As soon as last Wednesday’s Chapel Hill town council meeting was over, employees of Affiliated Computer Services were handing out official statements on company letterhead, saying they were “disappointed” with the council’s vote to end the red light camera system. Nearly three hours of citizen testimony and heated debate, including tales of personal tragedy and detailed explanations of the systems’ workings, culminated in the expected result: a 5-4 decision to kick ACS out of Chapel Hill.
“I’m not for unsafe intersections,” said Council member Mark Kleinschmidt, who initiated the petition to end the red light camera system, “but when you weigh the costs and benefits of this system in particular, I don’t think Chapel Hill wins. I think we compromise too much.”
Mayor Kevin Foy, who cast the final vote to end the program, spoke harshly about what he sees as the system’s flaws. “This system creates perverse incentives,” Foy said, pointing out that a red light camera violation amounts to a civil offense and a $50 fine, whereas a ticket for running a red light at any of the town’s other intersections is a criminal offense and costs nearly $120 in both the ticket and court costs. For every $50 ticket generated by the camera system, $48 goes to the multi-billion dollar Dallas-based company ACS; $2 goes to the town.
For weeks prior to the vote, lobbyists from the red light camera industry had pressured council members not to eject the company and terminate the system, which has only been in operation for four months. Leslie Blakey of the National Campaign to Stop Red Light Running, an industry-funded Washington-based public relations firm, came to town with Joe Clark, chief operating officer of ACS’s “state and local solutions” division, bringing with them a woman named Ann Sweet, who regularly tells the story of her daughter’s death when she attends red-light camera information sessions across the country. All three spoke at the council meeting.

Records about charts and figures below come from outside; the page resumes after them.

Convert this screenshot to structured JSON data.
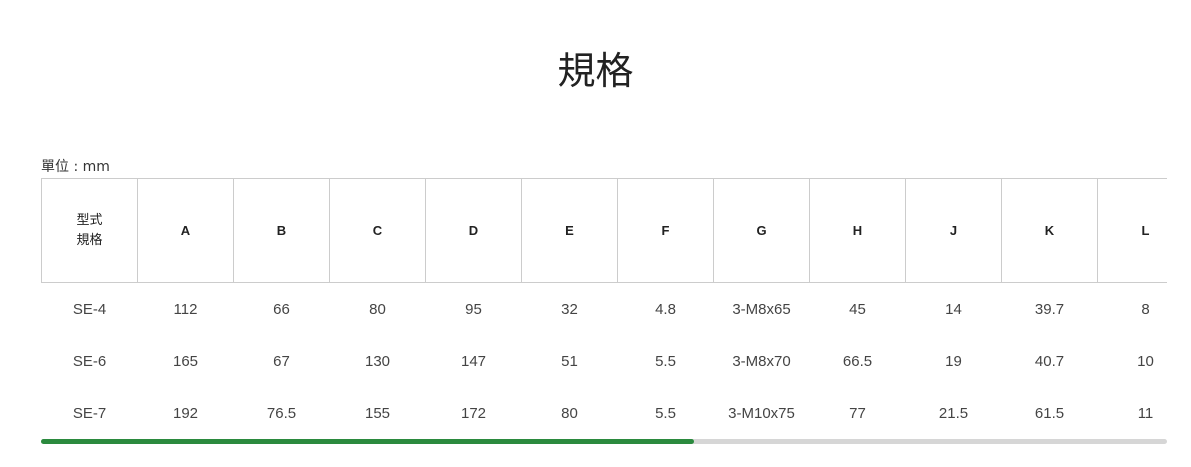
{
  "title": "規格",
  "unit_label": "單位 : mm",
  "table": {
    "headers": [
      "型式\n規格",
      "A",
      "B",
      "C",
      "D",
      "E",
      "F",
      "G",
      "H",
      "J",
      "K",
      "L",
      ""
    ],
    "rows": [
      [
        "SE-4",
        "112",
        "66",
        "80",
        "95",
        "32",
        "4.8",
        "3-M8x65",
        "45",
        "14",
        "39.7",
        "8"
      ],
      [
        "SE-6",
        "165",
        "67",
        "130",
        "147",
        "51",
        "5.5",
        "3-M8x70",
        "66.5",
        "19",
        "40.7",
        "10"
      ],
      [
        "SE-7",
        "192",
        "76.5",
        "155",
        "172",
        "80",
        "5.5",
        "3-M10x75",
        "77",
        "21.5",
        "61.5",
        "11"
      ]
    ]
  },
  "scrollbar": {
    "position_fraction": 0.58,
    "thumb_color": "#2b8a3e",
    "track_color": "#d6d6d6"
  }
}
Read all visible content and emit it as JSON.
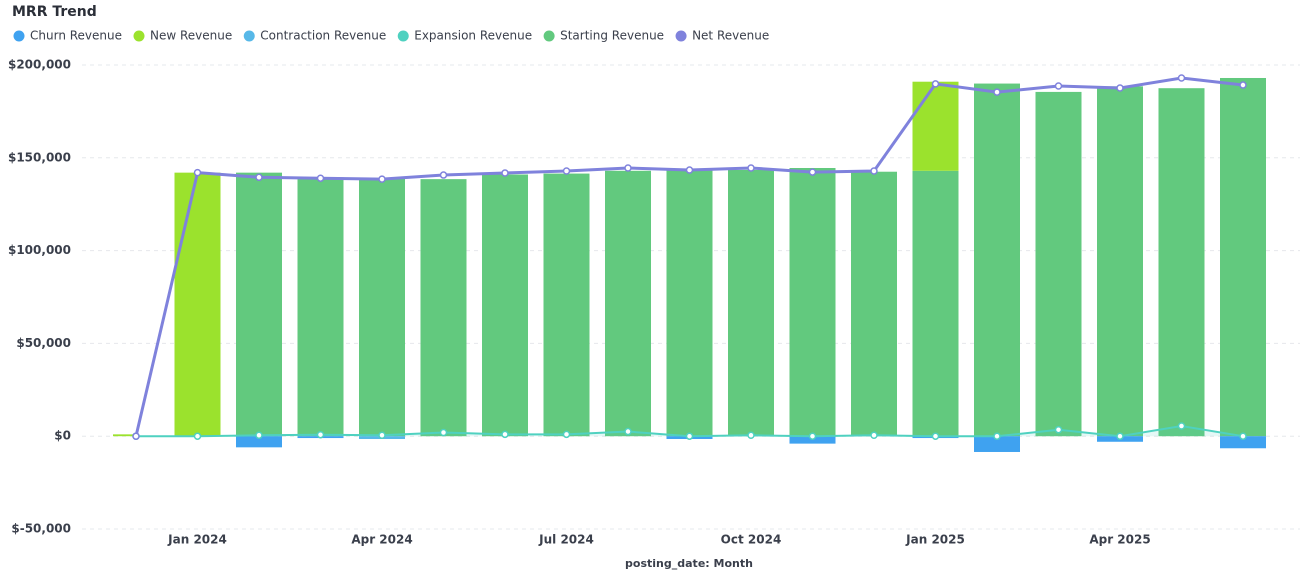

It wasn’t the $400,000 that the company had invested in the Chapel Hill system that brought such concerted effort from these lobbyists. It was the precedent that Chapel Hill has set, tossing out a system that ACS is trying to implement throughout the state of North Carolina.
“ACS’s motivation is profit, not safety,” council member Cam Hill said at the meeting. “The conflicts of interest obscure every possible benefit.”
Council member Edith Wiggins spoke passionately in defense of the system. “If you’re caught by the cameras, you know that you were not the victim of selective enforcement,” she said.
“Precisely when an issue becomes so emotional,” said council member Sally Greene, whose brother in law was killed in Charlotte 10 years ago by a red-light runner, “it’s the responsibility of those of us who are elected to serve your interests not to set aside or ignore the emotion but to filter it through facts and evidence.” Greene voted to terminate the camera program, citing a fundamental “tension between economics and safety” that made it a bad solution.
So what now? The cameras could stay in place. Council member Dorothy Verkerk, the main proponent of the camera system, said she would like the town to consider administering the SafeLight program with a different company. But that doesn’t seem likely. Kleinschmidt proposed that the town traffic engineer undertake a detailed assessment of the town’s 97 intersections in order to determine which are the most dangerous and what sorts of engineering solutions could make those intersections safer for drivers, pedestrians and cyclists. In the rush to make a deal with ACS, he says, that assessment was never done.